China’s financial institutions have been urged to provide strong support to the country’s struggling real estate sector. This comes after the Chinese central bank made its largest cut in mandatory cash reserves for banks since 2021 and released a fresh policy mandate aimed at easing the cash crunch for Chinese developers who have been grappling with the crackdown on the sector’s high debt levels.
Xiao Yuanqi, deputy director of China’s National Financial Regulatory Administration, emphasized the importance of the financial industry in supporting the real estate sector, stating that it has a significant impact on the national economy and people’s lives. He called on financial institutions not to withdraw financing for projects facing difficulties blindly, but rather to provide greater support through various means such as extending existing loans, adjusting repayment arrangements, and adding new loans.
While the latest relaxation of funding guidelines is intended to be targeted and valid only through the end of the year, China’s state banks are set to issue operating property loans to real estate companies based on controllable risks and commercial sustainability. Eligible property developers may use these loans to repay existing loans and open market bonds they have issued.

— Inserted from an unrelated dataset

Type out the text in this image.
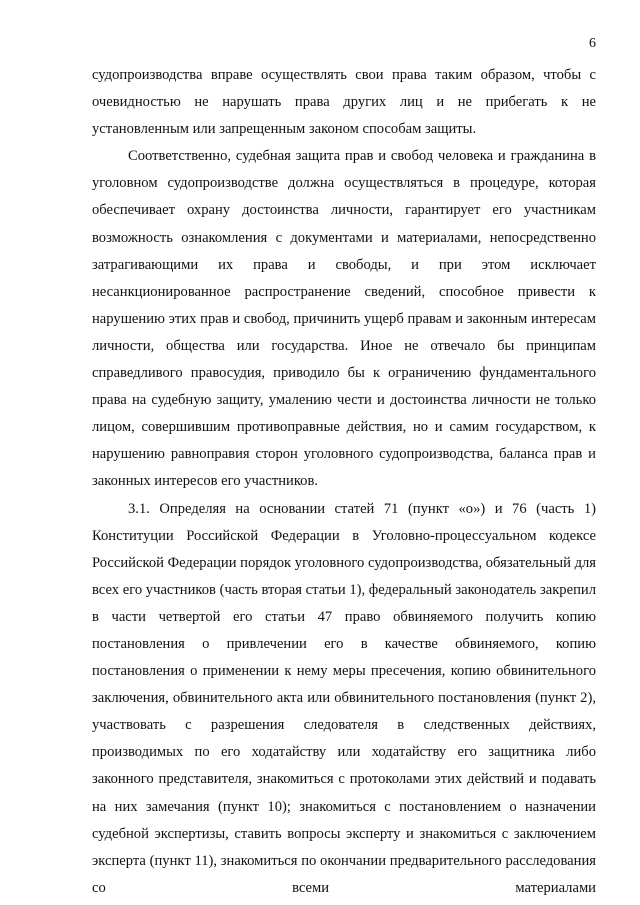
6

судопроизводства вправе осуществлять свои права таким образом, чтобы с очевидностью не нарушать права других лиц и не прибегать к не установленным или запрещенным законом способам защиты.

Соответственно, судебная защита прав и свобод человека и гражданина в уголовном судопроизводстве должна осуществляться в процедуре, которая обеспечивает охрану достоинства личности, гарантирует его участникам возможность ознакомления с документами и материалами, непосредственно затрагивающими их права и свободы, и при этом исключает несанкционированное распространение сведений, способное привести к нарушению этих прав и свобод, причинить ущерб правам и законным интересам личности, общества или государства. Иное не отвечало бы принципам справедливого правосудия, приводило бы к ограничению фундаментального права на судебную защиту, умалению чести и достоинства личности не только лицом, совершившим противоправные действия, но и самим государством, к нарушению равноправия сторон уголовного судопроизводства, баланса прав и законных интересов его участников.

3.1. Определяя на основании статей 71 (пункт «о») и 76 (часть 1) Конституции Российской Федерации в Уголовно-процессуальном кодексе Российской Федерации порядок уголовного судопроизводства, обязательный для всех его участников (часть вторая статьи 1), федеральный законодатель закрепил в части четвертой его статьи 47 право обвиняемого получить копию постановления о привлечении его в качестве обвиняемого, копию постановления о применении к нему меры пресечения, копию обвинительного заключения, обвинительного акта или обвинительного постановления (пункт 2), участвовать с разрешения следователя в следственных действиях, производимых по его ходатайству или ходатайству его защитника либо законного представителя, знакомиться с протоколами этих действий и подавать на них замечания (пункт 10); знакомиться с постановлением о назначении судебной экспертизы, ставить вопросы эксперту и знакомиться с заключением эксперта (пункт 11), знакомиться по окончании предварительного расследования со всеми материалами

The Ministry of Housing and Urban-Rural Development emphasized that local regions could adapt the newly released property policy guidelines as needed. Additionally, policy announcements have been accelerated with official efforts to speed up their implementation, including a rare decision to release news at a press briefing regarding Beijing’s stimulus announcement.
These developments come at a time when China’s stock markets are facing significant challenges, and such policy moves are typically only published online and disseminated via state media. The recent announcements and efforts signal the Chinese government’s intent to address the challenges faced by the real estate sector and the broader economy.